Audience member clashes with police at Statehouse, delaying liability hearing

A meeting over liability protection and immunity was derailed Tuesday afternoon as a member of the audience clashed with Idaho State Police in a Statehouse committee room.

The House Judiciary, Rules and Administration was about to begin its second day of hearings on a series of bills aimed at providing liability protection, or immunity, during the pandemic.

Chairman Greg Chaney, R-Caldwell, ordered people to leave a table reserved for credentialed members of the press. When a man didn’t leave, state troopers surrounded him, led him out of the room and placed him in handcuffs, as some members of the audience stood and yelled obscenities.

The 33-year-old Boise man was arrested for trespassing and removed from the premises, ISP said.

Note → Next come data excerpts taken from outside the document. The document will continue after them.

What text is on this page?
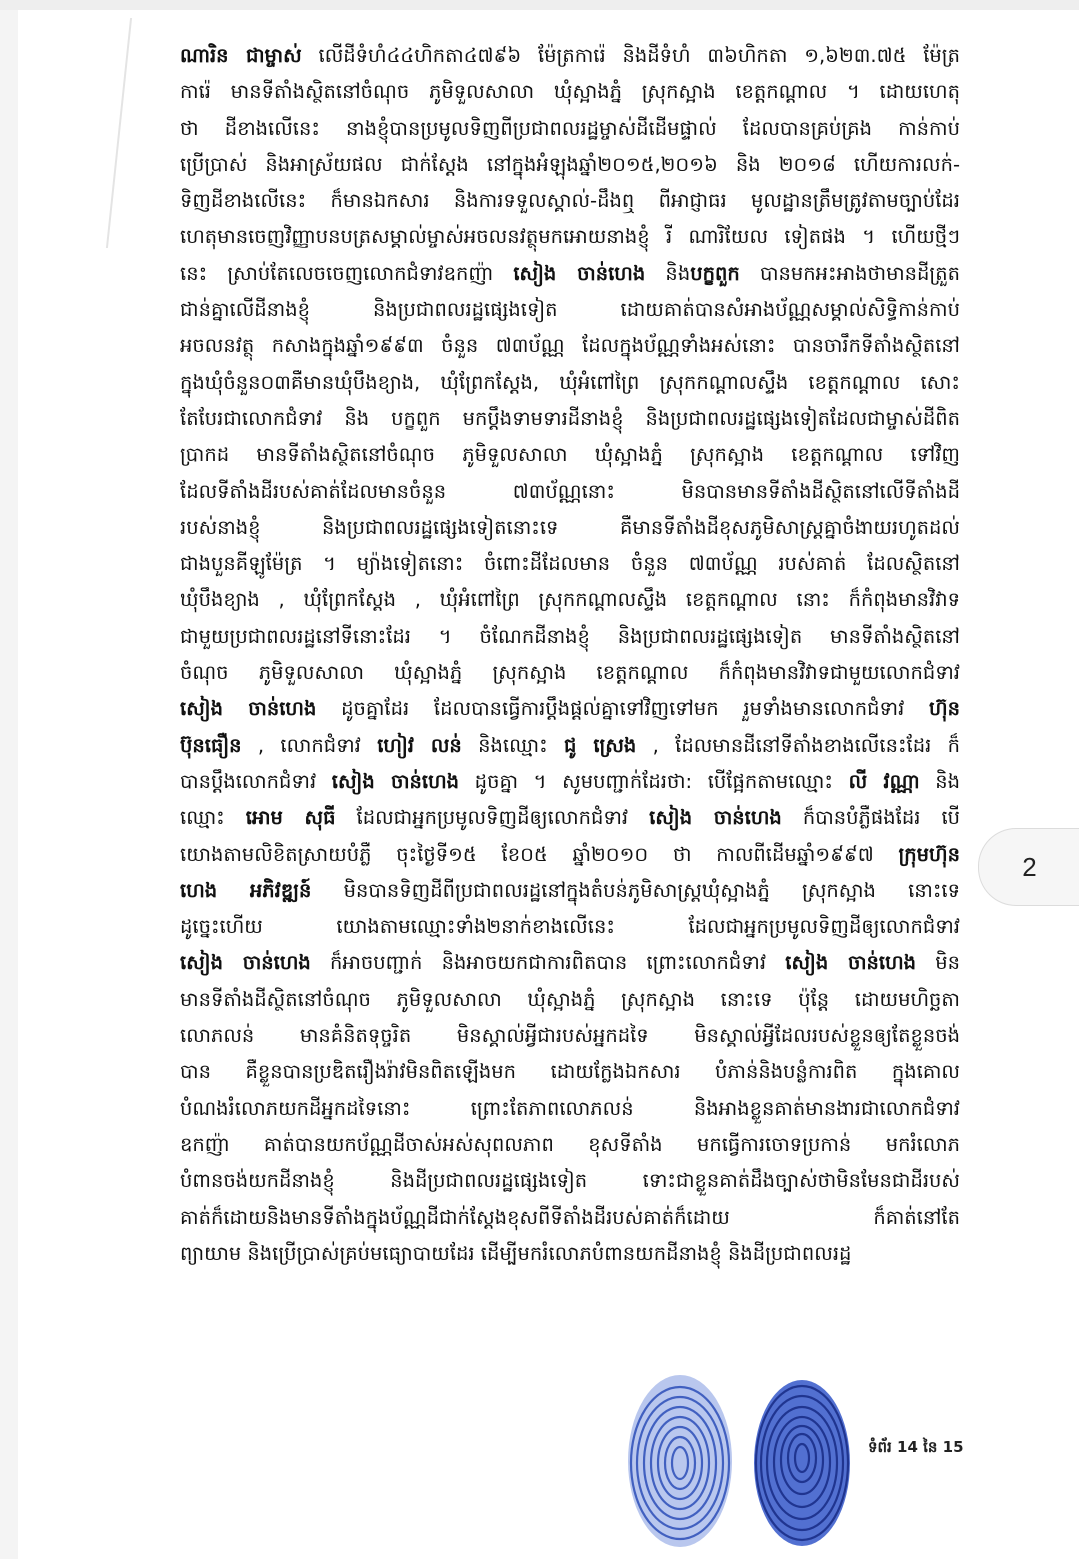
ណារិន ជាម្ចាស់ លើដីទំហំ៤៤ហិកតា៤៧៩៦ ម៉ែត្រការ៉េ និងដីទំហំ ៣៦ហិកតា ១,៦២៣.៧៥ ម៉ែត្រ
ការ៉េ មានទីតាំងស្ថិតនៅចំណុច ភូមិទួលសាលា ឃុំស្អាងភ្នំ ស្រុកស្អាង ខេត្តកណ្ដាល ។ ដោយហេតុ
ថា ដីខាងលើនេះ នាងខ្ញុំបានប្រមូលទិញពីប្រជាពលរដ្ឋម្ចាស់ដីដើមផ្ទាល់ ដែលបានគ្រប់គ្រង កាន់កាប់
ប្រើប្រាស់ និងអាស្រ័យផល ជាក់ស្ដែង នៅក្នុងអំឡុងឆ្នាំ២០១៥,២០១៦ និង ២០១៨ ហើយការលក់-
ទិញដីខាងលើនេះ ក៏មានឯកសារ និងការទទួលស្គាល់-ដឹងឮ ពីអាជ្ញាធរ មូលដ្ឋានត្រឹមត្រូវតាមច្បាប់ដែរ
ហេតុមានចេញវិញ្ញាបនបត្រសម្គាល់ម្ចាស់អចលនវត្ថុមកអោយនាងខ្ញុំ រី ណារិយែល ទៀតផង ។ ហើយថ្មីៗ
នេះ ស្រាប់តែលេចចេញលោកជំទាវឧកញ៉ា សៀង ចាន់ហេង និងបក្ខពួក បានមកអះអាងថាមានដីត្រួត
ជាន់គ្នាលើដីនាងខ្ញុំ និងប្រជាពលរដ្ឋផ្សេងទៀត ដោយគាត់បានសំអាងប័ណ្ណសម្គាល់សិទ្ធិកាន់កាប់
អចលនវត្ថុ កសាងក្នុងឆ្នាំ១៩៩៣ ចំនួន ៧៣ប័ណ្ណ ដែលក្នុងប័ណ្ណទាំងអស់នោះ បានចារឹកទីតាំងស្ថិតនៅ
ក្នុងឃុំចំនួន០៣គឺមានឃុំបឹងខ្យាង, ឃុំព្រែកស្ដែង, ឃុំអំពៅព្រៃ ស្រុកកណ្ដាលស្ទឹង ខេត្តកណ្ដាល សោះ
តែបែរជាលោកជំទាវ និង បក្ខពួក មកប្ដឹងទាមទារដីនាងខ្ញុំ និងប្រជាពលរដ្ឋផ្សេងទៀតដែលជាម្ចាស់ដីពិត
ប្រាកដ មានទីតាំងស្ថិតនៅចំណុច ភូមិទួលសាលា ឃុំស្អាងភ្នំ ស្រុកស្អាង ខេត្តកណ្ដាល ទៅវិញ
ដែលទីតាំងដីរបស់គាត់ដែលមានចំនួន ៧៣ប័ណ្ណនោះ មិនបានមានទីតាំងដីស្ថិតនៅលើទីតាំងដី
របស់នាងខ្ញុំ និងប្រជាពលរដ្ឋផ្សេងទៀតនោះទេ គឺមានទីតាំងដីខុសភូមិសាស្ត្រគ្នាចំងាយរហូតដល់
ជាងបួនគីឡូម៉ែត្រ ។ ម្យ៉ាងទៀតនោះ ចំពោះដីដែលមាន ចំនួន ៧៣ប័ណ្ណ របស់គាត់ ដែលស្ថិតនៅ
ឃុំបឹងខ្យាង , ឃុំព្រែកស្ដែង , ឃុំអំពៅព្រៃ ស្រុកកណ្ដាលស្ទឹង ខេត្តកណ្ដាល នោះ ក៏កំពុងមានវិវាទ
ជាមួយប្រជាពលរដ្ឋនៅទីនោះដែរ ។ ចំណែកដីនាងខ្ញុំ និងប្រជាពលរដ្ឋផ្សេងទៀត មានទីតាំងស្ថិតនៅ
ចំណុច ភូមិទួលសាលា ឃុំស្អាងភ្នំ ស្រុកស្អាង ខេត្តកណ្ដាល ក៏កំពុងមានវិវាទជាមួយលោកជំទាវ
សៀង ចាន់ហេង ដូចគ្នាដែរ ដែលបានធ្វើការប្ដឹងផ្ដល់គ្នាទៅវិញទៅមក រួមទាំងមានលោកជំទាវ ហ៊ុន
ប៊ុនធឿន , លោកជំទាវ ហៀវ លន់ និងឈ្មោះ ជូ ស្រេង , ដែលមានដីនៅទីតាំងខាងលើនេះដែរ ក៏
បានប្ដឹងលោកជំទាវ សៀង ចាន់ហេង ដូចគ្នា ។ សូមបញ្ជាក់ដែរថា: បើផ្អែកតាមឈ្មោះ លី វណ្ណា និង
ឈ្មោះ អោម សុធី ដែលជាអ្នកប្រមូលទិញដីឲ្យលោកជំទាវ សៀង ចាន់ហេង ក៏បានបំភ្លឺផងដែរ បើ
យោងតាមលិខិតស្រាយបំភ្លឺ ចុះថ្ងៃទី១៥ ខែ០៥ ឆ្នាំ២០១០ ថា កាលពីដើមឆ្នាំ១៩៩៧ ក្រុមហ៊ុន
ហេង អភិវឌ្ឍន៍ មិនបានទិញដីពីប្រជាពលរដ្ឋនៅក្នុងតំបន់ភូមិសាស្ត្រឃុំស្អាងភ្នំ ស្រុកស្អាង នោះទេ
ដូច្នេះហើយ យោងតាមឈ្មោះទាំង២នាក់ខាងលើនេះ ដែលជាអ្នកប្រមូលទិញដីឲ្យលោកជំទាវ
សៀង ចាន់ហេង ក៏អាចបញ្ជាក់ និងអាចយកជាការពិតបាន ព្រោះលោកជំទាវ សៀង ចាន់ហេង មិន
មានទីតាំងដីស្ថិតនៅចំណុច ភូមិទួលសាលា ឃុំស្អាងភ្នំ ស្រុកស្អាង នោះទេ ប៉ុន្តែ ដោយមហិច្ឆតា
លោភលន់ មានគំនិតទុច្ចរិត មិនស្គាល់អ្វីជារបស់អ្នកដទៃ មិនស្គាល់អ្វីដែលរបស់ខ្លួនឲ្យតែខ្លួនចង់
បាន គឺខ្លួនបានប្រឌិតរឿងរ៉ាវមិនពិតឡើងមក ដោយក្លែងឯកសារ បំភាន់និងបន្លំការពិត ក្នុងគោល
បំណងរំលោភយកដីអ្នកដទៃនោះ ព្រោះតែភាពលោភលន់ និងអាងខ្លួនគាត់មានងារជាលោកជំទាវ
ឧកញ៉ា គាត់បានយកប័ណ្ណដីចាស់អស់សុពលភាព ខុសទីតាំង មកធ្វើការចោទប្រកាន់ មករំលោភ
បំពានចង់យកដីនាងខ្ញុំ និងដីប្រជាពលរដ្ឋផ្សេងទៀត ទោះជាខ្លួនគាត់ដឹងច្បាស់ថាមិនមែនជាដីរបស់
គាត់ក៏ដោយនិងមានទីតាំងក្នុងប័ណ្ណដីជាក់ស្ដែងខុសពីទីតាំងដីរបស់គាត់ក៏ដោយ ក៏គាត់នៅតែ
ព្យាយាម និងប្រើប្រាស់គ្រប់មធ្យោបាយដែរ ដើម្បីមករំលោភបំពានយកដីនាងខ្ញុំ និងដីប្រជាពលរដ្ឋ
ទំព័រ 14 នៃ 15
2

“Idaho State Police are working to carefully balance people’s right to participate in the legislative process while ensuring that process stays peaceful and safe,” ISP Communications Director Lynn Hightower said.

Rep. John McCrostie, D-Garden City, and KTVB reporter Joe Parris posted video of the disruption on social media.

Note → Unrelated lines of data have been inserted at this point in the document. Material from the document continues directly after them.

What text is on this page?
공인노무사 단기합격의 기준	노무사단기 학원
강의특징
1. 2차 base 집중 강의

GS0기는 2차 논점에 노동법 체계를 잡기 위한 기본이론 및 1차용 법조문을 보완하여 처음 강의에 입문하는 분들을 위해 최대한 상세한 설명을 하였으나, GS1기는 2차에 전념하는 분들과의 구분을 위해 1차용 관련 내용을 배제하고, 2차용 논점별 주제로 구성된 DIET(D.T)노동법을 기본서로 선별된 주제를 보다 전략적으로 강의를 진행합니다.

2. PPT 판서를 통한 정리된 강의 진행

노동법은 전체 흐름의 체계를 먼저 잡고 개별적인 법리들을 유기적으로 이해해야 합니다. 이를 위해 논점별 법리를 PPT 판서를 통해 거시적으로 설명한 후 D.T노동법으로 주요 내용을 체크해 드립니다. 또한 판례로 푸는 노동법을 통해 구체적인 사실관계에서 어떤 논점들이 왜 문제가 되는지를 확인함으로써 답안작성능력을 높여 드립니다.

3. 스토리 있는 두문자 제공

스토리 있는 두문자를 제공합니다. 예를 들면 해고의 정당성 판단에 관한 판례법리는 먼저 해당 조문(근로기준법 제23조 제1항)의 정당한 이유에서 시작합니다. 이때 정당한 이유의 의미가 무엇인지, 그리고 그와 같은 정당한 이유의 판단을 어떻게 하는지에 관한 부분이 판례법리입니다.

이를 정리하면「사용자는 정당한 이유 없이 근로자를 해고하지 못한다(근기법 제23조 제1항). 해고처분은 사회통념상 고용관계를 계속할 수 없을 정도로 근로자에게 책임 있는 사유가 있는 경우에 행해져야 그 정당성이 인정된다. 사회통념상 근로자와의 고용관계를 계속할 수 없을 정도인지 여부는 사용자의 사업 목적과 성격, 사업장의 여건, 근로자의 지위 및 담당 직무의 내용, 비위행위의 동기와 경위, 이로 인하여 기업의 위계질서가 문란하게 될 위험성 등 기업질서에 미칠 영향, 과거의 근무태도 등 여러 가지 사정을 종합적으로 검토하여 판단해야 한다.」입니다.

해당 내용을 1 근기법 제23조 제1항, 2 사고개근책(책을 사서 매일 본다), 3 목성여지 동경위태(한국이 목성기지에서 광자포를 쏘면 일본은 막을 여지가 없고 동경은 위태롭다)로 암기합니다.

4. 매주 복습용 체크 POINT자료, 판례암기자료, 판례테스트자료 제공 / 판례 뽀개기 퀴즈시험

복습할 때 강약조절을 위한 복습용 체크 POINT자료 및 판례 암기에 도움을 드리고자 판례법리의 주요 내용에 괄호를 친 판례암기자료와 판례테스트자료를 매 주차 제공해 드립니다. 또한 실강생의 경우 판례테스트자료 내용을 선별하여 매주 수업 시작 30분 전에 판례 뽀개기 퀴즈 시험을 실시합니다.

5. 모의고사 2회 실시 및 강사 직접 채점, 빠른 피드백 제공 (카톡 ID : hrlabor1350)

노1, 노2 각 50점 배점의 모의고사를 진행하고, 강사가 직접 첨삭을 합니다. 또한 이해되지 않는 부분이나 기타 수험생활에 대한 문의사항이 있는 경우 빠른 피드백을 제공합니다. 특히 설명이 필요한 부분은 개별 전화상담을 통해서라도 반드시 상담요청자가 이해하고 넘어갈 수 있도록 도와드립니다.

Idaho State Police officers formed a wall between the public seating area and the dais as legislators left the Lincoln Auditorium.

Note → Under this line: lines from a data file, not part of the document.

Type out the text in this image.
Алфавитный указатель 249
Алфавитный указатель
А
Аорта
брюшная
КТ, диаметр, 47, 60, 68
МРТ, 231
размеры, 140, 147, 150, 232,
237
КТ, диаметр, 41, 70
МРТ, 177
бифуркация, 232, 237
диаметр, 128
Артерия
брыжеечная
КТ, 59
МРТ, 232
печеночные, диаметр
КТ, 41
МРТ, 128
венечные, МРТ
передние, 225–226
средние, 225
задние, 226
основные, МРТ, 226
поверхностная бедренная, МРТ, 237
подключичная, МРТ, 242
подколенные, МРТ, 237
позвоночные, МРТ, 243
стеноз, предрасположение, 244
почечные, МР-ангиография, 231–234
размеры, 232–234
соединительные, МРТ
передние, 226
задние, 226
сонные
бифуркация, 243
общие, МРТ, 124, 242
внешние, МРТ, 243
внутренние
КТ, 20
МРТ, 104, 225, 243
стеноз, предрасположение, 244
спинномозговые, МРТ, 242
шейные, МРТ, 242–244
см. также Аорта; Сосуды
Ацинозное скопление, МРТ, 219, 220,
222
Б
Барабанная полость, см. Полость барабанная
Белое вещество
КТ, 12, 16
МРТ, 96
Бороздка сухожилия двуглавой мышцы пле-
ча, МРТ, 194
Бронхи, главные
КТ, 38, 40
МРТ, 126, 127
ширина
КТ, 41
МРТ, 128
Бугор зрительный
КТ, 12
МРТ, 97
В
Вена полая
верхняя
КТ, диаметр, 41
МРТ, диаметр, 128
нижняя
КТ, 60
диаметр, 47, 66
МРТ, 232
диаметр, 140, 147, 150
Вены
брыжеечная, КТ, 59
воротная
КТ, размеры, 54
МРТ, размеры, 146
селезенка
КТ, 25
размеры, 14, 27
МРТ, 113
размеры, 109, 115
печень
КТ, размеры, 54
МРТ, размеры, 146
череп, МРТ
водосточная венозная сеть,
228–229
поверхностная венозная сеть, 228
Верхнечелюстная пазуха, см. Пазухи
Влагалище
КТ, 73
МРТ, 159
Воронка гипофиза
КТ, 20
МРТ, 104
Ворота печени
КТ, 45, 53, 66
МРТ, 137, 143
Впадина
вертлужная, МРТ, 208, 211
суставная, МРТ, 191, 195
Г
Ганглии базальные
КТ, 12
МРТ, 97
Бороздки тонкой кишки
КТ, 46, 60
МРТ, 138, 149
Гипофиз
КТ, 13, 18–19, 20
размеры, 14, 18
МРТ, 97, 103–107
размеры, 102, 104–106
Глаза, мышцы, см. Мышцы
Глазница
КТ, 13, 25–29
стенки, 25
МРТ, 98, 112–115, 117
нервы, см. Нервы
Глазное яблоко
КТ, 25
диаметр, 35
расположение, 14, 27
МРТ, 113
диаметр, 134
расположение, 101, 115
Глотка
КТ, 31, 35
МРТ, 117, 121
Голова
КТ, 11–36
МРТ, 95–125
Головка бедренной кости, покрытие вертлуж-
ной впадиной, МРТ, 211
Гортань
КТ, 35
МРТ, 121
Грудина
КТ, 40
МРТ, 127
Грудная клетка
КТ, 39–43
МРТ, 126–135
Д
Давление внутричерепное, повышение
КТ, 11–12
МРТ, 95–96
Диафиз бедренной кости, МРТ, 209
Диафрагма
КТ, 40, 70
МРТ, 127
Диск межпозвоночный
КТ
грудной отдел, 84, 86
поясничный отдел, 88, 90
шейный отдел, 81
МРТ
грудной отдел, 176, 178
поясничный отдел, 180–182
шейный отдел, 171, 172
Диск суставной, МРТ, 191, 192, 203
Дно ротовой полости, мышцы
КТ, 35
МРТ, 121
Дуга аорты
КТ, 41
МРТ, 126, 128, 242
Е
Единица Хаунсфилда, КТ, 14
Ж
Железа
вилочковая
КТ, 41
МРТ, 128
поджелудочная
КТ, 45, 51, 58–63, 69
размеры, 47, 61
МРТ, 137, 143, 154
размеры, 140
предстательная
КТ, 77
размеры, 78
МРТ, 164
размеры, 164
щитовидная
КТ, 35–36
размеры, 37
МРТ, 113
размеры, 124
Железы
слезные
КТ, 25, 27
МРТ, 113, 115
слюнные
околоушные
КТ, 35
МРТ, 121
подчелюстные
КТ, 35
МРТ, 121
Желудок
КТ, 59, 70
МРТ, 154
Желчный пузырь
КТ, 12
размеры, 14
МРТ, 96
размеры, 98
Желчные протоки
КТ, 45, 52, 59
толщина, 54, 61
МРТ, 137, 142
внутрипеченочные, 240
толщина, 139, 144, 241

Police form a wall as legislators leave the House Judiciary, Rules and Administration Committee meeting Tuesday. Photo courtesy of Idaho Public Television/Idaho In Session.

“Anyone who is still creating a disturbance is invited to leave so we can return to the business of the state,” Chaney said before leaving the room himself.

The meeting resumed in a different hearing room at about 4 p.m., after a delay of more than an hour. The hearing was brief and devoid of drama. The committee introduced, or printed, a new version of a civil liability bill. Chaney said the committee will hold a full hearing Wednesday.

Civil liability is the sole issue in this limited — and restive — special legislative session with a direct tie to education. School administrators said liability protection is important because insurance carriers told them they won’t cover costs if someone catches COVID-19 at school and sues.

However, the liability and immunity bills proved unpopular during the first day of testimony, which ran overwhelmingly against immunity.

Idaho State Police and Boise Police Department patrol cars converged at the Statehouse Tuesday afternoon, as a second contentious day of the special legislative session drew to a close. (Kevin Richert/Idaho Education News)

As the House adjourned for the day at about 5 p.m., an uncommonly strong law enforcement presence gathered at the Statehouse. Dozens of ISP and Boise Police Department patrol cars were parked outside the Statehouse’s main entrances. Capitol Boulevard and Jefferson Street south of the Statehouse were closed to vehicles. Police reopened the streets by 6:30 p.m.

The committee disruption was the latest headline from an eventful second day of the special session.

Earlier Tuesday, House Republicans handed Gov. Brad Little a sharp rebuke in passing House Concurrent Resolution 1, intended to end a statewide emergency declaration over the coronavirus pandemic.

That debate raged on for more than 90 minutes and became tense at times.

That resolution passed the House on a 48-20 vote. It now goes to the Senate, but its prospects are unclear. During the lengthy morning debate, some lawmakers suggested the Senate has no plans to take up the resolution, which would render the House action moot.

Little did not include his March 13 emergency order on his list of topics the Legislature could consider during the special session. But sponsoring Rep. Steven Harris, R-Meridian, said he believes concurrent resolution would have the force of law and be sufficient to end the emergency order.

The five-month-old order has affected public welfare and caused “devastating” economic harm, according to the resolution.

“There has been extensive collateral damage,” Harris said in opening debate.

Significantly, a concurrent resolution does not go to the governor’s desk; if it passes both houses, a governor has no power to veto it.

Hours later, the House State Affairs Committee killed an elections bill to create centers for in-person voting, so people would not have to go to their precinct. Little had included in-person voting and election centers as one issue he wanted the Legislature to address. On Monday, the voting centers bill easily passed the Senate.

Tuesday’s disruptions raised questions about how long the session would last. As of late afternoon, no bills had passed both houses.

“They may be preventing this from wrapping up in two days,” Colin Nash, a Boise Democrat serving as a substitute legislator during the special session, wrote on Twitter.

The Senate adjourned for the day shortly after 4 p.m., after taking up no legislation and spending part of Tuesday in closed-door caucuses. The Senate will reconvene at 10 a.m. Wednesday — after another GOP caucus at 9 a.m.

The House will reconvene at 8 a.m. Wednesday. Shortly after the House floor session, the Judiciary, Rules and Administration Committee will be in the spotlight again, as it holds a public hearing of the latest version of the civil liability bill.

This is the fourth special session in the past 20 years. Previous special sessions took place in 2000, 2006 and 2015.

Idaho Education News reporter Kevin Richert contributed to this report.